Be Baby

October 31, 2005

Solid work
There. He's eating now. So far, he's had a taste of apple, pear, banana, cereal, formula milk, zucchini and a hint of carrot. He hasn't finished his dishes. Not even close. But we're working on it and today we can proudly announce Muffin is really in his solid food age. Can i drop my fork and have a quick nap on the kitchen floor now?

No complaining... It wouldn't look good to say this whole thing is exhausting and i feel my train might derail soon. It would look awful to admit that organizing the baby food plus the breast feeding plus the general baby care is secretly ploughing a tunnel of crazy tiredness through my brain, and i can't think straight for too long.

Don't get me wrong. Looking at Bruno in his high chair, staring intently at the green plastic spoon and then pulling the funniest disgust face when the food touches his lip is both hillarious and beautiful. It's a milestone. It's our baby growing up before our eyes.

But i have to say something. I have to confess. I could do with a good night sleep to recover from the solid (food) work. Or a family chef. Or a shampoo that actually keeps my hair clean. Or maybe the fairies could come visit and leave a bit of self house cleaning magic dust on their way out. Though just the one night sleep would do, really.

Please excuse my moaning.

October 19, 2005


It takes some training
No one said becoming a gourmet was easy. The picture illustrates Muffin's first attempt with the banana. Not happy. Yesterday, we had another go. Not happy. I blended it with a little orange juice. He showed a slight interest and then pretended to vomit.

October 10, 2005

Biting news
I discovered them on Friday morning. Two whiter than white hiphens standing out in the middle of his lower lip. Ladies and gentlement, the teeth. There they were, fighting back against the side of my thumb in Bruno's mouth.



To celebrate and coinciding with the date in the calendar (almost 5 and a half months old), i decided to let him try his first piece of fruit. The chosen was a pear.

I gave it to him, washed and whole, for a while first. He played with it, licked it, talked to it, whispered. Then i offered him the mashed part. He toyed with it in his mouth for a bit, then proceeded to vomit water and give me odd looks. I figured we'd try it again some other time.

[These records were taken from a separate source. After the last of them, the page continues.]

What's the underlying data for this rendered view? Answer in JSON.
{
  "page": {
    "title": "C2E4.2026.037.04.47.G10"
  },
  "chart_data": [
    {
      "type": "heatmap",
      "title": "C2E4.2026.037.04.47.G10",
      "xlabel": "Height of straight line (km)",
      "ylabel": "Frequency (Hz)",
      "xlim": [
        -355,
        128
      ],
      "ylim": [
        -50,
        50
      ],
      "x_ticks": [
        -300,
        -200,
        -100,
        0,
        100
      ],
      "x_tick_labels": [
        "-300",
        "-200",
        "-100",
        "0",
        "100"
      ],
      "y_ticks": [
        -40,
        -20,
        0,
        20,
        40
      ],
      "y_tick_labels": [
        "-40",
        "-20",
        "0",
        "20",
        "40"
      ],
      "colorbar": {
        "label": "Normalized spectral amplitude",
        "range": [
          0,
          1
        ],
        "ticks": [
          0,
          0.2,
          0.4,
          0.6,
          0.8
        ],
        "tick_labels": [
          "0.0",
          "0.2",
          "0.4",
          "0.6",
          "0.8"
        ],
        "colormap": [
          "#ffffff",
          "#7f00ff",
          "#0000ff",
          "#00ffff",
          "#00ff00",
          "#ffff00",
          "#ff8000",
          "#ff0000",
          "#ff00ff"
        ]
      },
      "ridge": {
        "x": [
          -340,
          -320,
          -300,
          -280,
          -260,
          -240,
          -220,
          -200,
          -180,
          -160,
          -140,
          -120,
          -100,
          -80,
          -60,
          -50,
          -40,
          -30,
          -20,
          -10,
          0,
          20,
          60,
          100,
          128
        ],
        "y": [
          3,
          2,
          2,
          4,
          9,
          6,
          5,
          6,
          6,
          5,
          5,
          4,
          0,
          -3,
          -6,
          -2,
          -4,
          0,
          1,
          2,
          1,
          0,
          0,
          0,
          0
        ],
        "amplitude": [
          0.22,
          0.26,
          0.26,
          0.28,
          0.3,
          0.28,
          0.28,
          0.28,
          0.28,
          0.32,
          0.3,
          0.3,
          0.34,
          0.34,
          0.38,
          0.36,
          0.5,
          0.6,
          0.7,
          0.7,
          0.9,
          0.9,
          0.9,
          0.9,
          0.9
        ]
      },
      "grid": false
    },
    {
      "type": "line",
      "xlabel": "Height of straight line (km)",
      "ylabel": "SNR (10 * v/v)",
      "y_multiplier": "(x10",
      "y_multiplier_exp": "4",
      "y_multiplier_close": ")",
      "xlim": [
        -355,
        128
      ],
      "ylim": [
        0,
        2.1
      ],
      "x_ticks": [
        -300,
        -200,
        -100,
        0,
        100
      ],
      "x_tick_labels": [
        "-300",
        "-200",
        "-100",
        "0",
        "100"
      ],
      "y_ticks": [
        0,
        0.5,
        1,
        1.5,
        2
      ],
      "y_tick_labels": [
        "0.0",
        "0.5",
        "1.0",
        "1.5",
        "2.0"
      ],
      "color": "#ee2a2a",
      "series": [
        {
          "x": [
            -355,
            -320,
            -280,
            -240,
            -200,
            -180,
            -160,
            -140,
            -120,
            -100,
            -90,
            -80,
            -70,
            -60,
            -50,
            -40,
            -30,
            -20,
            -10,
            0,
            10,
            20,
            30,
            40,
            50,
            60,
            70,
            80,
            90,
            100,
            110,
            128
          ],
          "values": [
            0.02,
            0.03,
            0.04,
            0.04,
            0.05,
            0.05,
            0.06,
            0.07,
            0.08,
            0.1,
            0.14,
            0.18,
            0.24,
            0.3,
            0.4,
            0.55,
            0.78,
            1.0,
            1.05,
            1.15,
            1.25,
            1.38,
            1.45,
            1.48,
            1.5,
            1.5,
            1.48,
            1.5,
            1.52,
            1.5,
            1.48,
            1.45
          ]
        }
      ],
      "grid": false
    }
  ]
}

Two days later, i.e., last night, i was ready for round two. While Pablo was giving Muffin his bath plus lotion spa treatment, i prepared yet another pear for him. Pablo held the spoon this time. Bruno pulled the same faces at first, combining them with long body movements trying to avoid the plane of fruit flying towards his face.



After that, he relaxed. And ate.



And finished it. With his two teeth.

October 06, 2005

Stepping (mile)stones
This season has started with a few milestones in Muffin's (and our) life. After the Amazing Travelling Child, featuring Bruno flying to and from Los Angeles with hardly an ounze of tears, Baby started kindergarden yesterday. Big, huge step for all of us.

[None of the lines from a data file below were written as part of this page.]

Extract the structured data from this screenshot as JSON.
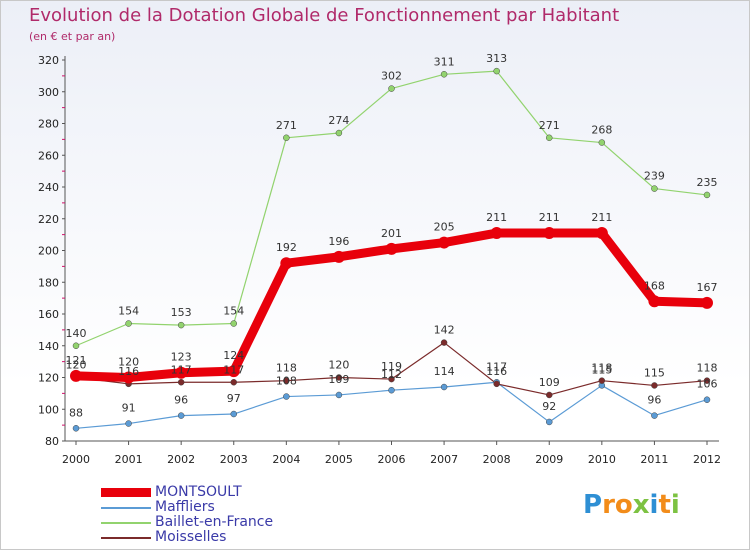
{
  "title": "Evolution de la Dotation Globale de Fonctionnement par Habitant",
  "subtitle": "(en € et par an)",
  "logo": {
    "text": "Proxiti",
    "letters": [
      "P",
      "r",
      "o",
      "x",
      "i",
      "t",
      "i"
    ],
    "colors": [
      "#2e8fd4",
      "#f28c1a",
      "#f28c1a",
      "#7dc242",
      "#2e8fd4",
      "#f28c1a",
      "#7dc242"
    ]
  },
  "chart_data": {
    "type": "line",
    "title": "Evolution de la Dotation Globale de Fonctionnement par Habitant",
    "subtitle": "(en € et par an)",
    "xlabel": "",
    "ylabel": "",
    "x": [
      "2000",
      "2001",
      "2002",
      "2003",
      "2004",
      "2005",
      "2006",
      "2007",
      "2008",
      "2009",
      "2010",
      "2011",
      "2012"
    ],
    "ylim": [
      80,
      320
    ],
    "yticks": [
      80,
      100,
      120,
      140,
      160,
      180,
      200,
      220,
      240,
      260,
      280,
      300,
      320
    ],
    "grid": false,
    "legend": "bottom-left",
    "series": [
      {
        "name": "MONTSOULT",
        "color": "#e8000b",
        "width": 9,
        "marker": 6,
        "values": [
          121,
          120,
          123,
          124,
          192,
          196,
          201,
          205,
          211,
          211,
          211,
          168,
          167
        ],
        "labels": [
          "121",
          "120",
          "123",
          "124",
          "192",
          "196",
          "201",
          "205",
          "211",
          "211",
          "211",
          "168",
          "167"
        ]
      },
      {
        "name": "Maffliers",
        "color": "#5b9bd5",
        "width": 1.2,
        "marker": 3,
        "values": [
          88,
          91,
          96,
          97,
          108,
          109,
          112,
          114,
          117,
          92,
          115,
          96,
          106
        ],
        "labels": [
          "88",
          "91",
          "96",
          "97",
          "108",
          "109",
          "112",
          "114",
          "117",
          "92",
          "115",
          "96",
          "106"
        ]
      },
      {
        "name": "Baillet-en-France",
        "color": "#92d36e",
        "width": 1.2,
        "marker": 3,
        "values": [
          140,
          154,
          153,
          154,
          271,
          274,
          302,
          311,
          313,
          271,
          268,
          239,
          235
        ],
        "labels": [
          "140",
          "154",
          "153",
          "154",
          "271",
          "274",
          "302",
          "311",
          "313",
          "271",
          "268",
          "239",
          "235"
        ]
      },
      {
        "name": "Moisselles",
        "color": "#7b2b2b",
        "width": 1.2,
        "marker": 3,
        "values": [
          120,
          116,
          117,
          117,
          118,
          120,
          119,
          142,
          116,
          109,
          118,
          115,
          118
        ],
        "labels": [
          "120",
          "116",
          "117",
          "117",
          "118",
          "120",
          "119",
          "142",
          "116",
          "109",
          "118",
          "115",
          "118"
        ]
      }
    ]
  }
}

While we were on our trip, i watched in wonder how Bruno was becoming more and more active, sociable and accurate in his moves. They tell me this is what happens after the fourth month: babies stop being basically babies and they turn into complex little rascals, which is way more fun and just as tiring.

He makes a new range of sounds, he giggles a lot, he can eat both his feet at the same time, his grip is strong and able to hold an infinite variety of toys, small objects and plastic water bottles. He still ooohs and aahhs at the site of trees and flowers. If something shiny or glittery catches his eye, he inmediatly wants to hug it. Muffin stuff.

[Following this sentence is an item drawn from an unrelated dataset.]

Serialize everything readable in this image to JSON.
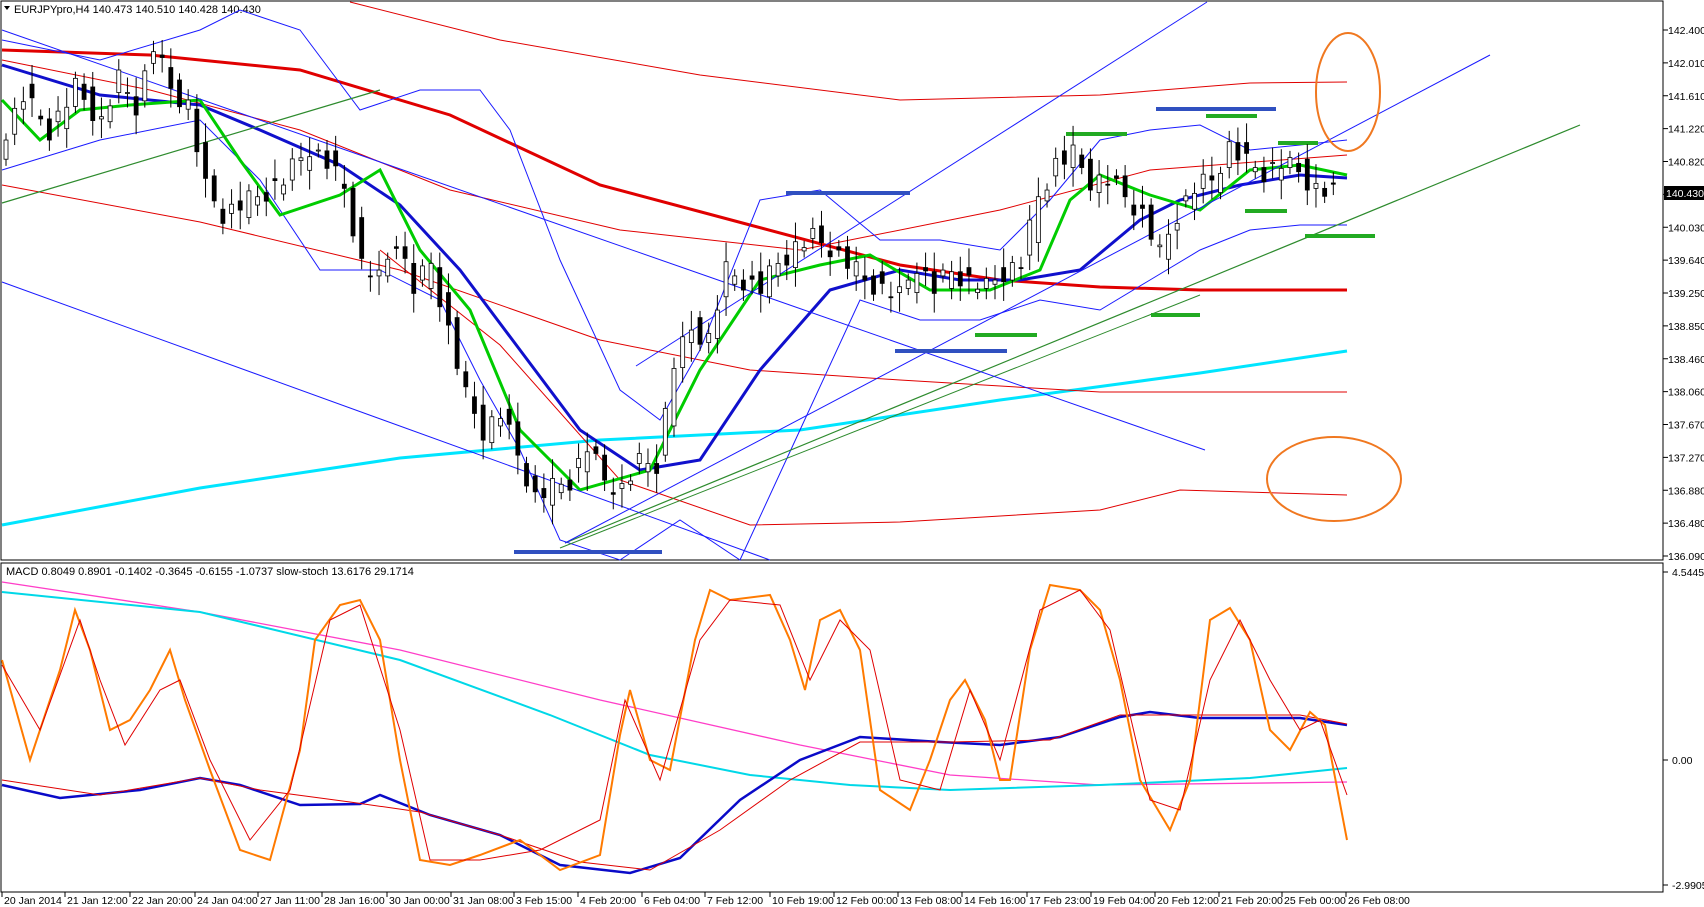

When we got back home, it was time for me to start hunting for a nice job and find appropiate day care. I'm still at the work search but the freelancing has kicked off again, so we signed Bruno up at a very cute preschool whose principal is a family friend. This means a little more confidence. Not a lot, though. But that's the way it goes.

Sure, i would've loved to stay with my baby forever and a day. It would be great to have the money and the time necessary to become a full time mum for a lifetime. Since this option is not applicable to our family now, and i'm not sure i could handle it without a big cost (can i put everything not-child-related away? for how long?), i've been having mininervous breakdowns for the past 10 days, and finally i built up the courage to cut the string between babe and me, at exactly 9.43 am yesterday morning.

Both Pablo and i took Muffin to his first day of preschool. We were nervous. He was sleepy from the car ride. We walked him with the school principal to his classroom. It is called the 'Sheep Class'. It has eight little cots. 8 coat hangers. 8 little squared shelves. And many playmats on the floor. The teacher beamed at us and took Bruno in her arms. I kissed his forehead and whispered i'd be back soon -he only stayed an hour and a half, to get started. Pablo and i thanked everyone and marched out the door. I was crying before i reached that car. Pablo reminded me to sit at the front.

It was sad and thrilling at the same time. I weeped for about five minutes. Then i went to get some breakfest with Pablo. And i spent the rest of the morning and afternoon with Arwen/Ona, who accompanied me to collect Bruno. He was fine. It was contagious. This morning i left him there again. I'm sure the heart shrinking feeling will pass before October ends. Another milestone.